Alle zusammen: Herrlich!

Was hat euch dabei am meisten überrascht – die eigene Emotion oder die Publikumsreaktion?

Junker: Es war vom ersten Moment an gegenseitige Freude zu spüren – eine Energie, die sich durch den ganzen Auftritt zog und beide Seiten verbunden hat.

BBB: Wird es außer dem Blue-Shell-Konzert weitere Shows geben – vielleicht sogar ein neues Album?

Gladbach: Ja! Neben dem Konzert am 11. Dezember im Blue Shell sind weitere Shows geplant – und auch ein neues Album ist in Arbeit. Lasst euch überraschen! 

BBB: Wie habt ihr die Musikszene in Köln in den 80ern erlebt?

Flucht: In den frühen 80ern war die Szene überschaubar – man kannte sich, aber es gab keine große gemeinsame Bewegung. Später wurde sie riesig und bunt: Indie, Punk, Pop/Rock, Reggae, Elektro, Jazz – alles war dabei.

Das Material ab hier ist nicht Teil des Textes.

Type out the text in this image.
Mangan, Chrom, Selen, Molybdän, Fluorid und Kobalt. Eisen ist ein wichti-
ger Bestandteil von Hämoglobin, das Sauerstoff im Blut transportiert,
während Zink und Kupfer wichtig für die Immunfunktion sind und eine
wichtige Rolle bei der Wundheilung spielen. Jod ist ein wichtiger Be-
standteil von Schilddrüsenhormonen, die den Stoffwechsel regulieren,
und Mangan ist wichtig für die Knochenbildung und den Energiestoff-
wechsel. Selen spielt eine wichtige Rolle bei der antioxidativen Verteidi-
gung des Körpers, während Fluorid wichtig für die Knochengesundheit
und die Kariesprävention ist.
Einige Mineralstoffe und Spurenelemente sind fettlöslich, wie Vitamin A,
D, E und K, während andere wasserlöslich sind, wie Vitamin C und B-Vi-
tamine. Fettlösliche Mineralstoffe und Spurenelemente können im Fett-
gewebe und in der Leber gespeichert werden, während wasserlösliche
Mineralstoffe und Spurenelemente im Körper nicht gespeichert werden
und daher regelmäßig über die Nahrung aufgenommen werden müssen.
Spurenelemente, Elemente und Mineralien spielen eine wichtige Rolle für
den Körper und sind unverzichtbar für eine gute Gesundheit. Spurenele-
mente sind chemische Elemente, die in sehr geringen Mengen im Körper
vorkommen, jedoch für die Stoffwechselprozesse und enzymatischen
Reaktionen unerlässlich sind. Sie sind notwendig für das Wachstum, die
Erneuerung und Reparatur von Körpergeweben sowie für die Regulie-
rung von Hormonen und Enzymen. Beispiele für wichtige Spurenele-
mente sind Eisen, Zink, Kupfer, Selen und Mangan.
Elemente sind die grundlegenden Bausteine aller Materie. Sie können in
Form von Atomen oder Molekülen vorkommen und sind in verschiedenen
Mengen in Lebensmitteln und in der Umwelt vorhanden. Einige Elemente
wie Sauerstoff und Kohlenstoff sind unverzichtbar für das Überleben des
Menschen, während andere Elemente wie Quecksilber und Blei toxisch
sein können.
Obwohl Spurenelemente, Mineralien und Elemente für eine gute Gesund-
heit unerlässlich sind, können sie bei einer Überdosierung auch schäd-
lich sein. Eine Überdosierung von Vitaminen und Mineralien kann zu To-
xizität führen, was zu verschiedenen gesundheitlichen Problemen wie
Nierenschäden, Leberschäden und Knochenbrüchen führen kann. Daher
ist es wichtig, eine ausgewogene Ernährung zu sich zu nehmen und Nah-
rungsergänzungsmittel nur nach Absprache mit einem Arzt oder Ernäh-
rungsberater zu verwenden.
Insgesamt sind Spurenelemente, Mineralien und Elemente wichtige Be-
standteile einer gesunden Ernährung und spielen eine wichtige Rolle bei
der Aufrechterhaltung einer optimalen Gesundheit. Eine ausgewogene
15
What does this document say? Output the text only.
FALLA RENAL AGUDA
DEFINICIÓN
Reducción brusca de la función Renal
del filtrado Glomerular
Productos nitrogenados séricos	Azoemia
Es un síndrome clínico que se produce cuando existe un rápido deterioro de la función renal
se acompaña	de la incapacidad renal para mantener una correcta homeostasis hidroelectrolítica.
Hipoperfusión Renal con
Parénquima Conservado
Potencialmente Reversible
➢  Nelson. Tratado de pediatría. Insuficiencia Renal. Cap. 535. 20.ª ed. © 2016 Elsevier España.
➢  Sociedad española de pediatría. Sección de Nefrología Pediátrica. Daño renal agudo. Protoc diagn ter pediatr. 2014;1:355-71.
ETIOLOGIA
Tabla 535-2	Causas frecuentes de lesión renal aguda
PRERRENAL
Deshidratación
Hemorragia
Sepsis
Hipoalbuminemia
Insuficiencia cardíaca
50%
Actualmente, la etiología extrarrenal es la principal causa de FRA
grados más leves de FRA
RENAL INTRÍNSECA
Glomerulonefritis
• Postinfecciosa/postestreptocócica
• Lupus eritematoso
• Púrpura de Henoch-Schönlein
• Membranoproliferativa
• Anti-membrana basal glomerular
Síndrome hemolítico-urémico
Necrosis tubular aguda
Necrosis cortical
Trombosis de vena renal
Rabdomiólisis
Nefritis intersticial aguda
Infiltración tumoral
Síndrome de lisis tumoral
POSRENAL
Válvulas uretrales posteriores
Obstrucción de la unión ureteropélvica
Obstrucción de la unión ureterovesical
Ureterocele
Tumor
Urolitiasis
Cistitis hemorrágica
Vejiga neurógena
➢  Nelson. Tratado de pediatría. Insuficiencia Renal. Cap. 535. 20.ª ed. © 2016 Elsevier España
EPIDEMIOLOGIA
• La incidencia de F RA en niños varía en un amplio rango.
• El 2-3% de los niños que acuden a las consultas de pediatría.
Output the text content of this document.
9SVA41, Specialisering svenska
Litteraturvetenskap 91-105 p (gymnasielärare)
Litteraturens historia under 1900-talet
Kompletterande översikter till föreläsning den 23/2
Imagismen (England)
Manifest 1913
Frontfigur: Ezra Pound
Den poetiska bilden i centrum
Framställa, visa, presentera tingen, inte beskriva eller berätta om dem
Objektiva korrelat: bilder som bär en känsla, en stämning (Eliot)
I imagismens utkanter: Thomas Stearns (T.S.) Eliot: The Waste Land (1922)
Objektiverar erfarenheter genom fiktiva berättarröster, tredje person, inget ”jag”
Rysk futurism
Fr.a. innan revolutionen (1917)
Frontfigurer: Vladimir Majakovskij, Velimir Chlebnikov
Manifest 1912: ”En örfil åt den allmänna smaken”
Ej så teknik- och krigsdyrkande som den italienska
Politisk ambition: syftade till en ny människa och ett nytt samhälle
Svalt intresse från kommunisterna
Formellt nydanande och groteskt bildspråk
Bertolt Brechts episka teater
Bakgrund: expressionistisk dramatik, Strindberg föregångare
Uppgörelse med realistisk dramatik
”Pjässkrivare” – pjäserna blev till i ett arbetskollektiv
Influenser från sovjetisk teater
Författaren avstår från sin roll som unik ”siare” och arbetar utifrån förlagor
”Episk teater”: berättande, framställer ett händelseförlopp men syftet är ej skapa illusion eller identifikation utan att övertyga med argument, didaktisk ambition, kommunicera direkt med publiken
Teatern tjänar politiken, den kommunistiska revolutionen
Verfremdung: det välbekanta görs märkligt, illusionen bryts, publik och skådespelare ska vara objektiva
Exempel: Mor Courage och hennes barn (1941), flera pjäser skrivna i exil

Gladbach: Durch Labels wie EMI war immer etwas los. Die Clubszene war spannend, man war ständig unterwegs – entweder selbst auf der Bühne oder bei den Gigs von Kollegen.

Junker: Wir haben uns eher zufällig im Umfeld des Kölner Underground-Clubs wiedergefunden und waren da fast so etwas wie eine Hausband. Aber „die“ Szene war nie ganz unsere Welt – wir standen ein bisschen daneben, kannten aber alle.

BBB: Was hat sich seitdem verändert – technisch, künstlerisch, menschlich?

Gladbach: Heute gibt es weniger Raum für klassische Bandkultur. Alles muss in 30 oder 60 Sekunden erzählt und gezeigt werden – die Aufmerksamkeitsspanne endet nach fünf Zeilen auf dem Telefondisplay.

BBB: Fühlt ihr euch heute noch in einer Szene zu Hause?

Flucht: Das Pleasure-Principle-Raumschiff fliegt wieder durchs Musikall – und wir fühlen uns in unserem eigenen Orbit maximal wohl. Ein bisschen wie früher: Wir waren schon immer lieber unabhängig.

Gibt es Songs, die heute eine neue Bedeutung für euch haben?

Gladbach: Ja, drei neue deutschsprachige Songs bedeuten uns sehr viel.

Flucht: Erschreckend ist aber auch die anhaltende Aktualität von „What Did You Give“ von unserem ersten Album – über die Unsinnigkeit von Kriegen und die Ungerechtigkeit durch Geburt. Leider hat sich daran bis heute nichts zum Positiven verändert.

BBB: Soll Pleasure Principle jetzt endgültig wieder neu leuchten?

Flucht: Aber sowas von! Pleasure Principle – Sternengefühl!